I had been contemplating last week how if I come back to this area that I might want to live in the city, but our after hours jaunt after finding Cafe Breton closed may have proved me wrong. The modern, bustling, beautiful city by dusk rolls over as the sun goes down to show a seedy underbelly of filth, poverty, and desperation.
The next morning my new travel partner and I headed to the small town of Tequila. Any agave based drink not made in this town and couple of other licensed places is not actually tequila. It is the home of Jose Cuervo, Suaza, and several other factories – and to be honest – not much else.
It’s the type of place not really worth visiting in and of itself. It’s more for groups of Tequila aficionados and travelers who feel like getting wasted for the day. It’s one of the few places in Mexico where public drinking is allowed, and we started the day with an interesting drink called Pachecadas which is a mix of Tejuino and cerveza. It sounded horrible, but was extremely refreshing – and a tad bit expensive. We were neither interested in spending the day wasted, nor all that interested in the actual factories, but a walk around town proved pretty fruitless. The only things for sale are tequila, and tequila related products. It was hot dry, and the ice in our Pachecada turned out not to be very clean, which, I’m sure, you can imagine the consequences. A mid-day nap under a tree was in order.

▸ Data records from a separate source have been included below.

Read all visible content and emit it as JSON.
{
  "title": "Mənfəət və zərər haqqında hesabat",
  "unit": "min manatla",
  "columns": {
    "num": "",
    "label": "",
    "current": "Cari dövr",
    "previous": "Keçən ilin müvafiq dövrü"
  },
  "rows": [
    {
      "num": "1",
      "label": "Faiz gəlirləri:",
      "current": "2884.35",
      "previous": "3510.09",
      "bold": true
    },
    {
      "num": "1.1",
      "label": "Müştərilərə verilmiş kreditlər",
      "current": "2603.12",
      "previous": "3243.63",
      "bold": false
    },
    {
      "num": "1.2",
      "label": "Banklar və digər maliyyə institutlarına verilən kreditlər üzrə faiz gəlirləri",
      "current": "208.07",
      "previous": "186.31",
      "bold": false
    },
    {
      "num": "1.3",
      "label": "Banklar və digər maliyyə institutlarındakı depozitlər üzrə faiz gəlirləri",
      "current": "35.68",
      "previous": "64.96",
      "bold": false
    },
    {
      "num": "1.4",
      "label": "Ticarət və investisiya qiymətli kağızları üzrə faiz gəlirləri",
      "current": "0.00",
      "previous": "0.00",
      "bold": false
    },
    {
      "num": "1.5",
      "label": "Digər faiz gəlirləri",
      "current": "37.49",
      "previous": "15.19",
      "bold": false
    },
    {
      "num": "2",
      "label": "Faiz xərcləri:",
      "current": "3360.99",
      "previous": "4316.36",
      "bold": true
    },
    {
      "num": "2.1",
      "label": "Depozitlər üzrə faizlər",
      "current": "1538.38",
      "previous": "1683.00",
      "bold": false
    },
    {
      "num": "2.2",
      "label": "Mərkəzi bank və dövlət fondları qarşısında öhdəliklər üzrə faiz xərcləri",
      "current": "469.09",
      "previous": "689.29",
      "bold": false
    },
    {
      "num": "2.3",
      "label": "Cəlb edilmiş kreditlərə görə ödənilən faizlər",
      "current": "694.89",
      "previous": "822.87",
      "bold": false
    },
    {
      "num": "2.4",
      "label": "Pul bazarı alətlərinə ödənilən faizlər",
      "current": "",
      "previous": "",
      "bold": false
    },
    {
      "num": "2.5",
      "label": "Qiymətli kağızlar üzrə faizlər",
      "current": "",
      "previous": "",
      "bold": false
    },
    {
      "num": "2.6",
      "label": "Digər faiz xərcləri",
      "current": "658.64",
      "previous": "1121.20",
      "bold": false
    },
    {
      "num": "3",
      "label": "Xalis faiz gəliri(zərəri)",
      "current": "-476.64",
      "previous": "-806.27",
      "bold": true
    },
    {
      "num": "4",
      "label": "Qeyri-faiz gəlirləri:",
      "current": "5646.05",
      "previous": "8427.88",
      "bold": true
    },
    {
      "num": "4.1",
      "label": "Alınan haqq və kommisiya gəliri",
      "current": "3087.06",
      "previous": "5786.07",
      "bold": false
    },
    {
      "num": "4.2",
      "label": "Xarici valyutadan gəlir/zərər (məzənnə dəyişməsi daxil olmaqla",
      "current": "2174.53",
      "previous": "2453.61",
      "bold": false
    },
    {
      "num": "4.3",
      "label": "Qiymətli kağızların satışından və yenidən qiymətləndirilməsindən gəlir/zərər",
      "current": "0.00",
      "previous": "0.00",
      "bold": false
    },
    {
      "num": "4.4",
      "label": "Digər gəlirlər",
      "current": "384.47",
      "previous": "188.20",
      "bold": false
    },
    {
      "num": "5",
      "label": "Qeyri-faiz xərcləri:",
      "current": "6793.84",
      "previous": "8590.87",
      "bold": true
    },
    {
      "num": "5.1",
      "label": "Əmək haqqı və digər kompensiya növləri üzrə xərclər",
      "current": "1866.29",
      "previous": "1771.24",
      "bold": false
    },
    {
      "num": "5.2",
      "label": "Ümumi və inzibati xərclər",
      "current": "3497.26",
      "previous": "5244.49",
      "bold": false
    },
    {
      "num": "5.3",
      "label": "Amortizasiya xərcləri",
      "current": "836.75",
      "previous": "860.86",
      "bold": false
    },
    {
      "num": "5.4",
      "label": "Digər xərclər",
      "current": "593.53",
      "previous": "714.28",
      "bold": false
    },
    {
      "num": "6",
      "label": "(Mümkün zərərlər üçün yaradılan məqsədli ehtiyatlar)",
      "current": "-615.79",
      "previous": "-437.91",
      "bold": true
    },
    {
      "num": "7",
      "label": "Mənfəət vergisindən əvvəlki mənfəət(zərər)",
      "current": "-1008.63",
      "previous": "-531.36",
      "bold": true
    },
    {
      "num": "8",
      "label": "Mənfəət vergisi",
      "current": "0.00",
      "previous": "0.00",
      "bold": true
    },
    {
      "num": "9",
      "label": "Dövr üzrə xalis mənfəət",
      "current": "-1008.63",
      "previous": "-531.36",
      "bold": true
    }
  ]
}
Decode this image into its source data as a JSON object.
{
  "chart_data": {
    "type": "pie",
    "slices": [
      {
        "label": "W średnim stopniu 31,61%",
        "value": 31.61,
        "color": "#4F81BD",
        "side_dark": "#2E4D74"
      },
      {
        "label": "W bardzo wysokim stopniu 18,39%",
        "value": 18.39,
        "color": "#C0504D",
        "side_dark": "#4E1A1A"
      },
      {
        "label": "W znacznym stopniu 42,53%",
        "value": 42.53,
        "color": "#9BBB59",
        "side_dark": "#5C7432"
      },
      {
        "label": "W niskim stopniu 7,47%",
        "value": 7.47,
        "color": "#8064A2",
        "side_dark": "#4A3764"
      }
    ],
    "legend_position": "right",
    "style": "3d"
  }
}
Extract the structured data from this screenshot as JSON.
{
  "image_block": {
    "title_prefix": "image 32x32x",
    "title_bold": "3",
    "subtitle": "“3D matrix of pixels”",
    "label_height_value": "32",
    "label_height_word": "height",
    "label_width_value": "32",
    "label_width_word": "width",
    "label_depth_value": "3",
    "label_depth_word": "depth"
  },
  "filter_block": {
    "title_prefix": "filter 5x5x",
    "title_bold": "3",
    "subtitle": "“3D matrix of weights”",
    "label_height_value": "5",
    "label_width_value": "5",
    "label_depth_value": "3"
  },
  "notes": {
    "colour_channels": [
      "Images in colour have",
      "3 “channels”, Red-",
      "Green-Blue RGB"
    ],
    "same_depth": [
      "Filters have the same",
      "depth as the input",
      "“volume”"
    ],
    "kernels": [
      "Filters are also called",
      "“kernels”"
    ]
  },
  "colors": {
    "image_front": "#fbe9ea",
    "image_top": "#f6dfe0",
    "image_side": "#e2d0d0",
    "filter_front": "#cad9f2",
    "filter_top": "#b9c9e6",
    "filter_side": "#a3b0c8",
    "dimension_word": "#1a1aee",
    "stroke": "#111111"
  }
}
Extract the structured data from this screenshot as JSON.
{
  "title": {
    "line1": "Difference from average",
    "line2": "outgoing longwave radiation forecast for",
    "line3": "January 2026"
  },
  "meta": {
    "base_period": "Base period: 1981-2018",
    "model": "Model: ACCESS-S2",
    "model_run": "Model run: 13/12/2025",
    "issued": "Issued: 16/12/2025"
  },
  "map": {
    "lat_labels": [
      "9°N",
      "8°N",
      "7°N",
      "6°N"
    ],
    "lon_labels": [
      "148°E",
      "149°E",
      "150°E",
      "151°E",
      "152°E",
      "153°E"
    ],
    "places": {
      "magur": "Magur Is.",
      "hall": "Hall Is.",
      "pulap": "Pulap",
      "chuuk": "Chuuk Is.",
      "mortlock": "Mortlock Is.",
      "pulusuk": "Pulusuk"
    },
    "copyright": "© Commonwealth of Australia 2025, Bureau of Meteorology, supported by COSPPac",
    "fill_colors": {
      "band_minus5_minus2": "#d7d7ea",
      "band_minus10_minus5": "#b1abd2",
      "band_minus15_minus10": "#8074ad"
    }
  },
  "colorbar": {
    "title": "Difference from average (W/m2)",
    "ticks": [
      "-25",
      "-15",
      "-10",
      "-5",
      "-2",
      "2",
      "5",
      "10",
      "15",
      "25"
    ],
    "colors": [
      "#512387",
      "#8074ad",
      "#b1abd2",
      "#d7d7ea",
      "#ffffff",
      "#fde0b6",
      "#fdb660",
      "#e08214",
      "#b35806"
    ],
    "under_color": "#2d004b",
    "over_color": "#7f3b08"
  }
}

After a good nap, we decided to try to find the logical thing in a town called Tequila – a good margarita. This proved harder than it should have. A place on the square had what seemed like really inexpensive margaritas until we realized they didn’t appear to have any tequila in them, which actually made them exceptionally expensive refrescos. Finally, after a bit more of a walk around town, we found a great place near the bus station called La Casa de Don Kiko, which serves a (cheap) lovely drink made out of sparkling water, lemon, and a few other things that hit the spot so well it lead to the kind of conversation only tequila can. While I was trying to memorize the many, many ways to say F*^& in Spanish and how to use them, we realized we were about to miss the last bus and made a mad dash, swearing in the language of tequila the whole way.
Although the travels of the last few days were somewhat disappointing in locale, they proved what the real magic of Mexico is, and that’s the kinds of connections and relationships people are open to here. I’m lucky to have landed in Tlaquepaque, and it’s still proving to be my favorite place in Mexico. Pueblitos Chavos and all.
Last Saturday, one of the guys that I refer to as Los Hombres a la Tienda took me on a cultural excursion in the city. I hang out with them drinking cerveza on Friday and Saturday nights and learn more Spanish that way then I have through taking overpriced lessons. Parque de Aqua Azul has a giant market on Saturdays that is full of young people peddling strange wares from piercings, handmade hippy clothes, everything related to metal and goth culture, cult classic toys, and a disarray of general junk. I bought a pair of sandals made out of old tires with pretty flower cloth and wooden beads for straps.
Next to the market is the actual park, and was the most relaxing thing I’ve done so far in the city. It’s a quiet oasis, complete with sweet fifteneers getting their pictures taken in crazy princess costumes.